Cette œuvre de Thierry Fontaine est la résultante d'un long processus. Concrètement, dans la réalisation de l'image, puisqu'on pourrait la qualifier de photosculpture, il a fallu un temps d'élaboration, de préparation. Et puis, symboliquement, dans l'expérience d'un territoire, du rapport à un lieu, en l'occurrence un lieu de vie.
Thierry Fontaine est né à La Réunion. Il a réalisé cette image, qui s'inscrit dans une série, un ensemble, où l'on voit des figures humaines, comme cela, se transformer, plus que disparaître, derrière un matériau qui vient se substituer au visage. Une terre glaise, un matériau premier de la sculpture et, métaphoriquement, de la sculpture de soi.
« Chaque homme est une île », nous dit Thierry Fontaine. Il y a cette dimension-là dans son travail : l'insularité du lieu où il est né, où il a grandi, et l'insularité de l'individu, par métaphore poétique.
Cette œuvre parle à la fois d'incommunicabilité, de clôture de soi dans son enveloppe corporelle, et en même temps, par la disparition ou l'absence d'un visage que nous cherchons toujours à voir en présence d'une personne humaine, de la possibilité aussi de se projeter, qu'il s'agisse de l'artiste ou d'un comparse avec lequel il a travaillé.

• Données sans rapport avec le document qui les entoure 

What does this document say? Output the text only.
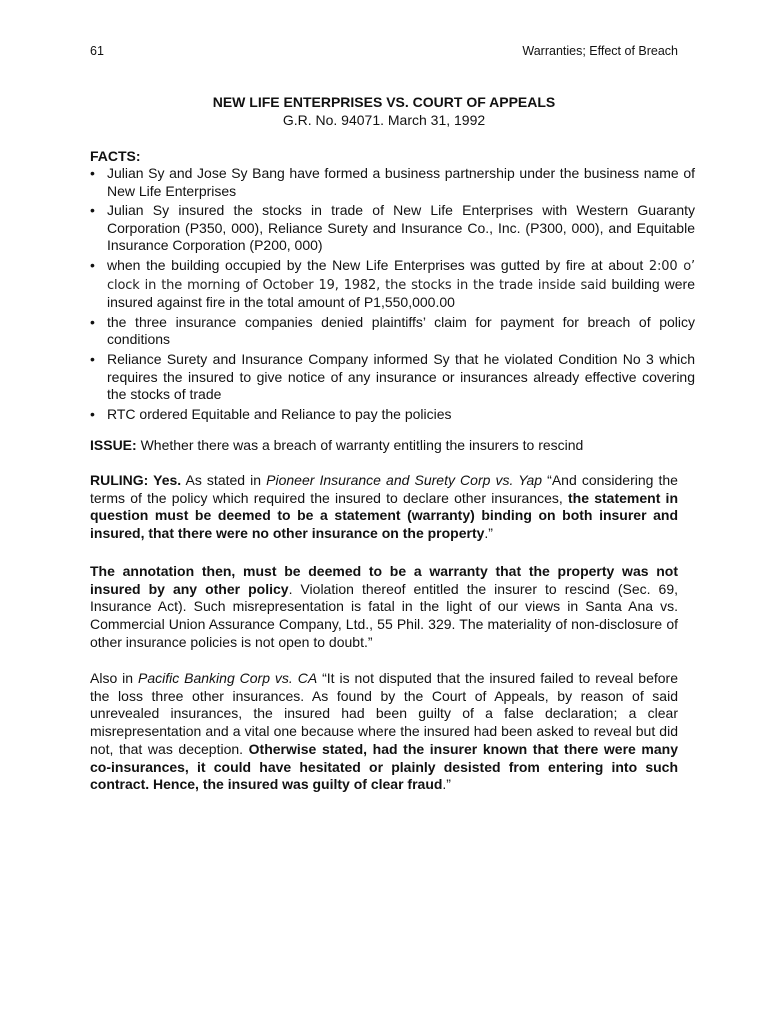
61	Warranties; Effect of Breach
NEW LIFE ENTERPRISES VS. COURT OF APPEALS
G.R. No. 94071. March 31, 1992
FACTS:
• Julian Sy and Jose Sy Bang have formed a business partnership under the business name of New Life Enterprises
• Julian Sy insured the stocks in trade of New Life Enterprises with Western Guaranty Corporation (P350, 000), Reliance Surety and Insurance Co., Inc. (P300, 000), and Equitable Insurance Corporation (P200, 000)
• when the building occupied by the New Life Enterprises was gutted by fire at about 2:00 o’ clock in the morning of October 19, 1982, the stocks in the trade inside said building were insured against fire in the total amount of P1,550,000.00
• the three insurance companies denied plaintiffs’ claim for payment for breach of policy conditions
• Reliance Surety and Insurance Company informed Sy that he violated Condition No 3 which requires the insured to give notice of any insurance or insurances already effective covering the stocks of trade
• RTC ordered Equitable and Reliance to pay the policies
ISSUE: Whether there was a breach of warranty entitling the insurers to rescind
RULING: Yes. As stated in Pioneer Insurance and Surety Corp vs. Yap “And considering the terms of the policy which required the insured to declare other insurances, the statement in question must be deemed to be a statement (warranty) binding on both insurer and insured, that there were no other insurance on the property.”
The annotation then, must be deemed to be a warranty that the property was not insured by any other policy. Violation thereof entitled the insurer to rescind (Sec. 69, Insurance Act). Such misrepresentation is fatal in the light of our views in Santa Ana vs. Commercial Union Assurance Company, Ltd., 55 Phil. 329. The materiality of non-disclosure of other insurance policies is not open to doubt.”
Also in Pacific Banking Corp vs. CA “It is not disputed that the insured failed to reveal before the loss three other insurances. As found by the Court of Appeals, by reason of said unrevealed insurances, the insured had been guilty of a false declaration; a clear misrepresentation and a vital one because where the insured had been asked to reveal but did not, that was deception. Otherwise stated, had the insurer known that there were many co-insurances, it could have hesitated or plainly desisted from entering into such contract. Hence, the insured was guilty of clear fraud.”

En l'occurrence, on est vraiment là devant une image qui part d'une expérience personnelle, mais qui s'adresse à tous. Elle est nourrie de la pensée d'Édouard Glissant, et notamment par l'idée du cri. Thierry Fontaine évoque vraiment cette image avec l'idée qu'elle contient un cri qui tente de s'exprimer, qui peut être étouffé, contenu derrière cette masse de terre glaise.
Un cri d'affirmation, d'émancipation. Un cri qui dit un rapport à un lieu et son désir de s'en échapper. Un cri qui est aussi une lutte contre les assignations à une identité, à des identités, selon sa couleur de peau, selon ses choix de vie, selon son genre.
Véritablement, il s'agit d'une sculpture de soi. Thierry Fontaine, dans cette transformation permanente qu'il produit de la figure humaine, exprime de manière très dynamique, très positive, cette idée de la possibilité de se réinventer, dans un rapport à la fois très concret, intime, à un lieu, et, par l'imaginaire, la capacité de se transporter ailleurs et de réinventer sa vie.